Solicitation duration
The window between solicitation post and proposal due date is a meaningful operational variable. Q3 2025 windows by sector:
| Sector | Median days to due | 25th percentile | 75th percentile |
|---|---|---|---|
| 541 (professional services) | 28 | 18 | 42 |
| 23 (construction) | 35 | 21 | 50 |
| 62 (health care) | 22 | 14 | 35 |
Healthcare windows are the tightest, professional-services and construction windows are larger. The 14-day 25th-percentile in healthcare is the case where a solicitation drops on Tuesday and the response is due in two weeks. Teams that bid into healthcare need a quick-turn workflow; teams that bid into construction can afford longer capture cycles.
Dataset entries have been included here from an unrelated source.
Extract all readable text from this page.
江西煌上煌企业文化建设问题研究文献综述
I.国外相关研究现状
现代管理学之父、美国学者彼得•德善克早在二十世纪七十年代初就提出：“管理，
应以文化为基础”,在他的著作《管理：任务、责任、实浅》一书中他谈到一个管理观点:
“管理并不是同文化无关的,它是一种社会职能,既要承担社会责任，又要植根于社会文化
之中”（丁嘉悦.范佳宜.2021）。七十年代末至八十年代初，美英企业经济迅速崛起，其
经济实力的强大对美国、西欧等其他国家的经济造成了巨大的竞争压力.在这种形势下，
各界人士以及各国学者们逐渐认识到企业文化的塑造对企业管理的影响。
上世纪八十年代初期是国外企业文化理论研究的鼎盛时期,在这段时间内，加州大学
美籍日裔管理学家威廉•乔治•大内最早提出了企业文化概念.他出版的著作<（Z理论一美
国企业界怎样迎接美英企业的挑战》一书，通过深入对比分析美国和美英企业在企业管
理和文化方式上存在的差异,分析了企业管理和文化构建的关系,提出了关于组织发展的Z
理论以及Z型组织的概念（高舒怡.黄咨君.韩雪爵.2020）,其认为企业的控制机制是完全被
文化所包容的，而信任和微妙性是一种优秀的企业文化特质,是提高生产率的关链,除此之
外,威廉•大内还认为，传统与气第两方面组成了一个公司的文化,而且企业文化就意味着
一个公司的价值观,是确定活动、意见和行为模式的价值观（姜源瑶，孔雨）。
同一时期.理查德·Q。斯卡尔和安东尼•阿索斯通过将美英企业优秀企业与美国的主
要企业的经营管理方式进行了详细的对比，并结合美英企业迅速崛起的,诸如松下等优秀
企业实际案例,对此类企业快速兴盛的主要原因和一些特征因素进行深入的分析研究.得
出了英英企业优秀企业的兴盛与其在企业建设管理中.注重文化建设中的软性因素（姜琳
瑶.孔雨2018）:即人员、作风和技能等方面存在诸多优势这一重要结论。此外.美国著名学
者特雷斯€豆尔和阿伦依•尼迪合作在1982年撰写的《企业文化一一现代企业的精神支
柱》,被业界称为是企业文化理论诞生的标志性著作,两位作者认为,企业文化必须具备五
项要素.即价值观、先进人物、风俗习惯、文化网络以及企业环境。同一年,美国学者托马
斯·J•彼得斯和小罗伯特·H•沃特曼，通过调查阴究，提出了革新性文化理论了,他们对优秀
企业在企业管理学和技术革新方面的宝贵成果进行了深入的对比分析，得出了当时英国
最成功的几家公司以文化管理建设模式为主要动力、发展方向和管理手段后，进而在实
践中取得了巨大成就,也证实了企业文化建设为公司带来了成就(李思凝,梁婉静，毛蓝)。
A note on this: the median “days to due” includes the original posted deadline, not amendment-extended deadlines. Buyers extend deadlines fairly often (we saw extensions on roughly 22% of solicitations in the sample, with a median extension of 7 days). The effective deadline is usually a bit later than the posted one. We cannot rely on extensions; we can plan to the posted deadline and treat extensions as bonus runway.
Methodology notes
This analysis pulled from three sources: SAM.gov’s contract opportunities API for solicitation counts; USAspending.gov for award data; and the seven state procurement portals we track via scraped public listings. We collapsed amendments to parent solicitations using the SAM.gov solicitation-number key. We deduplicated across portals when a state solicitation was also cross-listed federally.
The biggest methodology caveat: SAM.gov’s data quality varies. Some agencies post comprehensive solicitation records; some post minimal records and update via amendments. A solicitation count is a count of records, not a count of agency intent. We have done our best to normalize.
A second caveat: the seven states we track are not representative of the full U.S. state-and-local market. They are the largest and most data-accessible. Smaller states’ data is in less consistent shape; we did not include them.
We will run this report again at the end of Q4. The federal fiscal year is fresh; the volume dynamics in October to December are what matters most for FY2027 win rates.